Seeing a smile flutter across his little cousin’s face did what the blue sky above failed to do moment’s earlier.
Scott sat on the porch swing, arms crossed and legs stretched out. He’d sent Kinsey to her room with orders to rest and a promise to wake her when Sam arrived. In a few minutes, he planned to venture back into the lion’s den and insist Teresa do the same.

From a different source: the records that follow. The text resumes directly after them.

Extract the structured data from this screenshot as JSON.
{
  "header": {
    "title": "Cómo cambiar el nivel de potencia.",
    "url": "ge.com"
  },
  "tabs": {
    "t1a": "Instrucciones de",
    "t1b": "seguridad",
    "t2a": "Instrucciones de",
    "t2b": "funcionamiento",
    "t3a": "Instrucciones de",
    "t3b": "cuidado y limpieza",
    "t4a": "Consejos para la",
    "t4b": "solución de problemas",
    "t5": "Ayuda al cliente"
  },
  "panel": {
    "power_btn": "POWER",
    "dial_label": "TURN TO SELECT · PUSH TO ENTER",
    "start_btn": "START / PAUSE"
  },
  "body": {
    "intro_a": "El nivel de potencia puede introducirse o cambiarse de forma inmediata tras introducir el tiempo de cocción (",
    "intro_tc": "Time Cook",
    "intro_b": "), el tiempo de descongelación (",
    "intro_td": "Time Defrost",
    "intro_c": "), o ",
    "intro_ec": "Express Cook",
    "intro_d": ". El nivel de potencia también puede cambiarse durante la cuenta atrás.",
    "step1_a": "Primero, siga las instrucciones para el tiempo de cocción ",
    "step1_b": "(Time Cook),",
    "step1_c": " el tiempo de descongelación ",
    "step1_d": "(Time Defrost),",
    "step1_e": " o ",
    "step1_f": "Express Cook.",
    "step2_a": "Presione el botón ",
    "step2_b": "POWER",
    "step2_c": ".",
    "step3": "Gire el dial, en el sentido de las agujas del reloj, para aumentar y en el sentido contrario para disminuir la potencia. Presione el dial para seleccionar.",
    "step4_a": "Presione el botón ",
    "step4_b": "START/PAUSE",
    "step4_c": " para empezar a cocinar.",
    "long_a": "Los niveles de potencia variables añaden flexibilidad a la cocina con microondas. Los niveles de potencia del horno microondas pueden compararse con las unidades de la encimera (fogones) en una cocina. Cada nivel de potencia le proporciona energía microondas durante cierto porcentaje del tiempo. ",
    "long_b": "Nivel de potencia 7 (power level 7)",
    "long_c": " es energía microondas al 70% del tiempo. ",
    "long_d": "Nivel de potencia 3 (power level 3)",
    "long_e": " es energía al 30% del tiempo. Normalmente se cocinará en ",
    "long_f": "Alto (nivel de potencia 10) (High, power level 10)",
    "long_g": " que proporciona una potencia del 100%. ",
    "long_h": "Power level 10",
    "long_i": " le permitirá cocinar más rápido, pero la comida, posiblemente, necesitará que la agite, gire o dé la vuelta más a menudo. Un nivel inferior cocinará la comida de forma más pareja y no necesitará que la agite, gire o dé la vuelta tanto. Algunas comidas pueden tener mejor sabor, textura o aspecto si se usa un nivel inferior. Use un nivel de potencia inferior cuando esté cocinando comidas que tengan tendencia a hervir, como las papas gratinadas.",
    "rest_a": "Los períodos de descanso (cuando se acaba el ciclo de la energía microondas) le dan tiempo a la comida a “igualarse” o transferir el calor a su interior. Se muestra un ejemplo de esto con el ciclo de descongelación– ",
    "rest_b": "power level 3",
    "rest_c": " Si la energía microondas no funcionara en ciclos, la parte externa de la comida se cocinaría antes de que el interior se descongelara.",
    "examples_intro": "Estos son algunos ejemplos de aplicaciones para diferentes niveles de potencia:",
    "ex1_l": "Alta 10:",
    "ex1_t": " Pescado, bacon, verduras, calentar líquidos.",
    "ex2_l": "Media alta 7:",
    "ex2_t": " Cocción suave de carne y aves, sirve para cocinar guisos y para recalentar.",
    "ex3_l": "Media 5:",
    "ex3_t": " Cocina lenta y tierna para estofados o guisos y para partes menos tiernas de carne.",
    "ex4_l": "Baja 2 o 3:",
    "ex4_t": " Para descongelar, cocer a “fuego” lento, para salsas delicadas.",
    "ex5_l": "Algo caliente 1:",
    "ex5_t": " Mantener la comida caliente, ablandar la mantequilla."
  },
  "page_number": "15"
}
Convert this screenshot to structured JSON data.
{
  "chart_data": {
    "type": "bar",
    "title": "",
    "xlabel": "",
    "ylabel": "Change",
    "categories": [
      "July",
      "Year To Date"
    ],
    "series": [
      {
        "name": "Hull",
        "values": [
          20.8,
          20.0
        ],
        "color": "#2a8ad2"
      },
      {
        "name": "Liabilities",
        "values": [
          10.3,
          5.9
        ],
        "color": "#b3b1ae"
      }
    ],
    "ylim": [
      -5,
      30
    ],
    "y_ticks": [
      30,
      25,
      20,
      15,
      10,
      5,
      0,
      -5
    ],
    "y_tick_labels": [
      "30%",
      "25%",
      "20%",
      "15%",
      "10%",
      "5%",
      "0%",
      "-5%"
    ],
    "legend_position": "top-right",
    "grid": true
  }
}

Taking in a deep breath, the held air puffed his cheeks before it slowly escaped with a weary whoosh through pressed lips.
How could one crotchety, rooster-strutting, little man cause so much trouble?
A rogue acorn fell from a branch and plunked off of Scott’s leather boot.
The Good Lord and the devil may not know what to do with Harlan Garrett but they sure as hell had thoughts to offer regarding Jelly Hoskins.